Truth be told, I never really came back.

The first forge I made.
The “Skyrim” forge.

Eventually, I was given a piece of railroad track to use as an anvil. But before that? I was basically flattening barn nails (barn spikes) into makeshift knives. It wasn’t much, but it was a start. Note: The junk box I started. I found useful metal in alot of stuff and began harvesting as much as I could for my metallurgical sorcery (Making junk out of other junk).

No tongs yet.
Using whatever I could to get me forging. I was developing an addiction.

Eventually, I found my way to railroad spikes. What a game changer. Although mostly crap steel, at the time it was just what I needed to begin teaching myself to forge and move the steel how I wanted it to move.

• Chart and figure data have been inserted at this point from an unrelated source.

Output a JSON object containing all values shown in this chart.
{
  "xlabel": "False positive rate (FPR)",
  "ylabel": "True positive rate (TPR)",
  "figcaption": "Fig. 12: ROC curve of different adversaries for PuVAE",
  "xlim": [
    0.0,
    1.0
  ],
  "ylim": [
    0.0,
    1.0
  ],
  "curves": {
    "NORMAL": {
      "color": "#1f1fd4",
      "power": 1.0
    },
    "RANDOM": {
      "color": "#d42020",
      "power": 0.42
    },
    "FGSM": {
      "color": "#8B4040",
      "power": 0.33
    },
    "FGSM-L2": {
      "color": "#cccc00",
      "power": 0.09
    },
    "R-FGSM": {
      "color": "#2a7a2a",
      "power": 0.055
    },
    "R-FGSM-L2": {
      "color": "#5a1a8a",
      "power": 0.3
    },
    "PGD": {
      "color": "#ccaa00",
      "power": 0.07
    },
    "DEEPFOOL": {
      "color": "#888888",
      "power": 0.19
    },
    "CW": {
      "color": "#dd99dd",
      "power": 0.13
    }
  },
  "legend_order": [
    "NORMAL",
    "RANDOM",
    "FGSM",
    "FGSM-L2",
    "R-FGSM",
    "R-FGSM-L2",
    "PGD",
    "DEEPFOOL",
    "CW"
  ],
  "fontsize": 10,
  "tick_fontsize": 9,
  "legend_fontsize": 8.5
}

One of the early railroad spike knives.

So I did thousands of them. Sweet jesus If i ever look at another railroad spike it’ll be too soo- nevermind. I made other things too, hooks hangers …. so many hooks and hangers.

And then it happened. A couple years into the craft, without anyone but myself as a teacher (what could go wrong right?) I did it… the first real knife. Sort of.

Ugh. A real looker huh? Wouldn’t you just love to be seen walking around with that bad boy? haha. No? Oh c’mon. It’s got character lol

At the time I thought it was Excalibur. I had made a full tang knife and pinned it together with bolts and nuts. Sheesh. I kept going.

Learning
Forward always.

Over the years I improved my skills, making knives for many people all over the world. I was shocked over and over those folks began to love my knives, and the story behind them. It made me feel like what I was doing meant something to others, not just me. I’m forever grateful for that.

The point of all this? Never give up. Never stop doing what you know you should be doing. I went through years of failures before I felt like I had accomplished something big. It took a thousand setbacks to get a big step forward. I’m still learning every day. I’m almost always spending time in my workshop, trying to become the knifemaker I dreamt of being all those years ago. I’ll keep trying.